LONG-CASE EIGHT-DAY CLOCK.
With dial showing days of month. Oak case veneered in mahogany.
Maker, Thomas Wall (Birmingham). Date, about 1795.
(In possession of author.)
Clockmakers of the Midlands.—As typical of the fine work produced, the bracket clock by Sam Watson, of Coventry, 1687, illustrated (p. [181]), shows that the provincial maker was at that date in no way on a lower plane than his contemporary in London. Other makers are Wilson (Warwick), 1709; John Whitehurst (Derby), 1785—a fine long-case clock by this maker is in the Metropolitan Museum of Art, New York; W. Francis (Birmingham), and Thomas Wall (Birmingham), 1798. An example by this maker is illustrated (p. [233]), exhibiting a pastoral scene painted in the lunette of the dial. This clock—in the possession of the author—keeps excellent time although 120 years old, and has gone for ten years without stopping.
Of Nottingham makers, the following names of early craftsmen are found on watches: Isaac Alexander, about 1760 (a watch, gold inner case, white dial; outer case of shagreen, with portrait of Charles Stuart by J. June, 1745), and Thomas Hudson, about 1790 (silver, white dial; outer case of tortoiseshell, with silver mounts). The name of Hen. Page, Upper Broughton (Notts), is found on a brass clock, and John Kirk was a maker at Epperstone and Skegby before he came to London in 1677 and was admitted as a member of the Clockmakers' Company. Among the collection of watches at Nottingham Museum, apart from the two above-mentioned, are a good many by makers of a later date, mainly of the early nineteenth century: John Lingford, A. Shepperley, William Young—all of Nottingham, and Geo. Stacey, Worksop.

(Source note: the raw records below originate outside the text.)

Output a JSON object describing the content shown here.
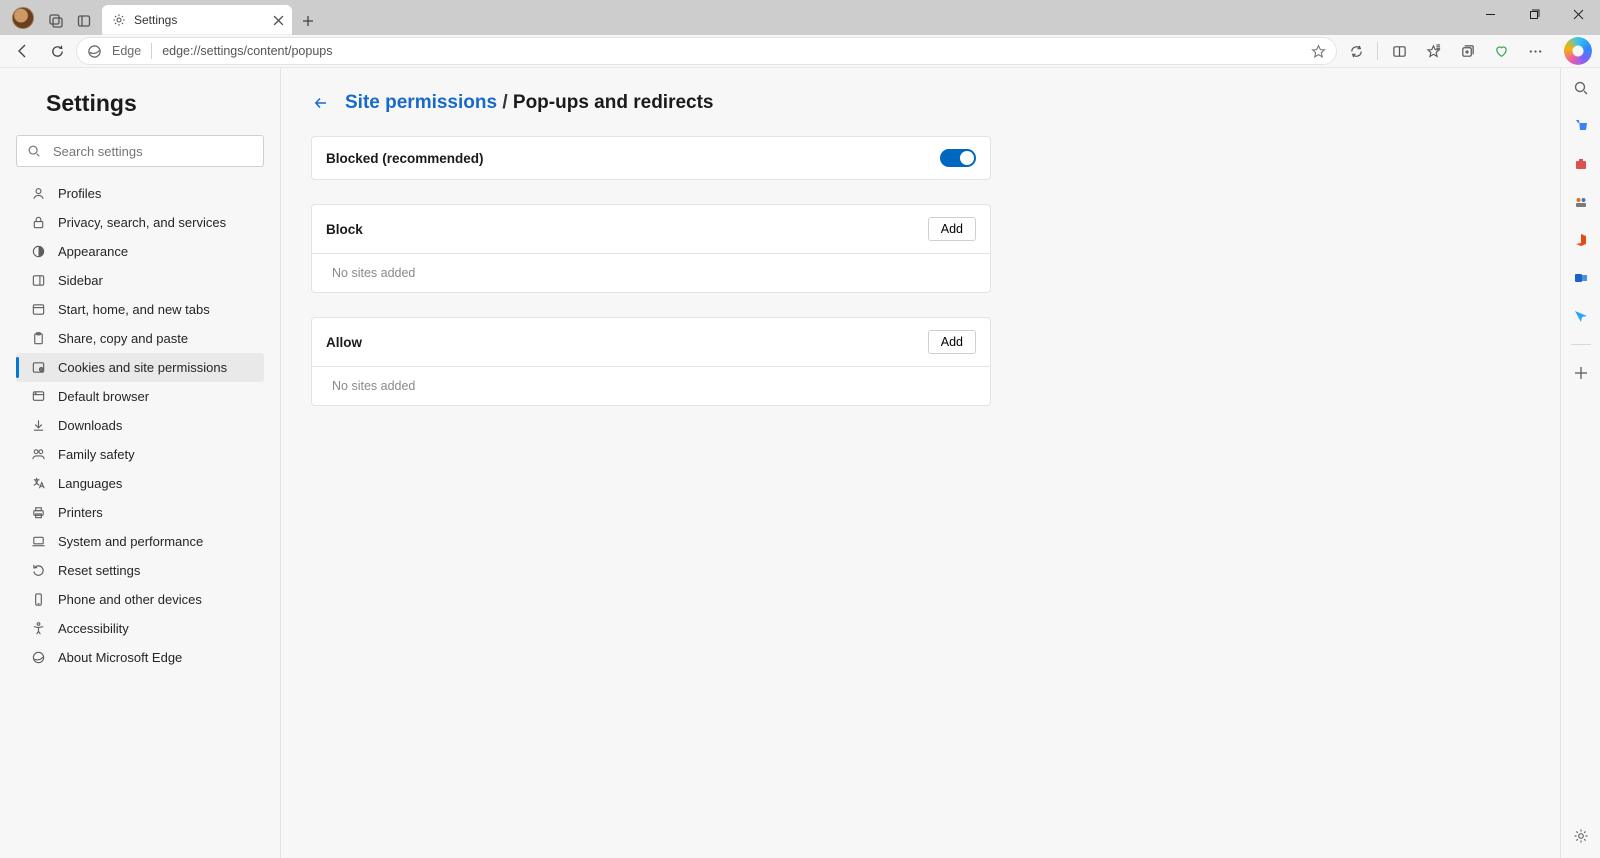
{
  "tab": {
    "title": "Settings"
  },
  "omnibox": {
    "edge_label": "Edge",
    "url": "edge://settings/content/popups"
  },
  "settings": {
    "heading": "Settings",
    "search_placeholder": "Search settings",
    "nav": [
      {
        "label": "Profiles"
      },
      {
        "label": "Privacy, search, and services"
      },
      {
        "label": "Appearance"
      },
      {
        "label": "Sidebar"
      },
      {
        "label": "Start, home, and new tabs"
      },
      {
        "label": "Share, copy and paste"
      },
      {
        "label": "Cookies and site permissions"
      },
      {
        "label": "Default browser"
      },
      {
        "label": "Downloads"
      },
      {
        "label": "Family safety"
      },
      {
        "label": "Languages"
      },
      {
        "label": "Printers"
      },
      {
        "label": "System and performance"
      },
      {
        "label": "Reset settings"
      },
      {
        "label": "Phone and other devices"
      },
      {
        "label": "Accessibility"
      },
      {
        "label": "About Microsoft Edge"
      }
    ]
  },
  "page": {
    "breadcrumb_parent": "Site permissions",
    "breadcrumb_current": "Pop-ups and redirects",
    "blocked_label": "Blocked (recommended)",
    "blocked_on": true,
    "block_section": {
      "title": "Block",
      "add": "Add",
      "empty": "No sites added"
    },
    "allow_section": {
      "title": "Allow",
      "add": "Add",
      "empty": "No sites added"
    }
  }
}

Among the other watches on exhibition are an early one by Robert Dent (Lincoln), No. 61, and a watch with gold case with chased repoussé figures and ornament by J. Windmills, the celebrated London maker, 1671-1700.
This short list of Midland makers is obviously incomplete, and it is to be hoped that some painstaking horologists will amplify it and do honour to the makers and to the counties concerned.
The Home Counties.—Thomas Tompion (1671-1713), the famous London maker, commenced at Bedford and ended at Bath. We have seen a brass lantern clock engraved "Thos. Tonkink de Bedforde." This might very well be one of his early clocks, and we know his great last triumph in the famous long-case clock in the Pump Room at Bath. But apart from this incidental connection of the "father of English watchmaking" with the provinces, there stands Joseph Knibb, of Oxon, who was admitted to the Clockmakers' Company of London in 1677. He worked in London for the Court of Charles II. But he was established in Oxfordshire, as is shown by the copper token he issued, with inscription "Joseph Knibb Clockmaker in Oxon," and on reverse the dial of a clock with initials I.K. in centre. We give an illustration of this token.
A long-case eight-day clock finely decorated in marquetry, in date about 1690, is illustrated (p. [237]). This exhibits the work of Knibb as being equal, as his employment at the Court shows, to the leading London makers of his day. In the chapter on Marquetry, p. [79], will be found a notice of this clock in regard to its relation to other styles of marquetry, and its place in the sequence there described.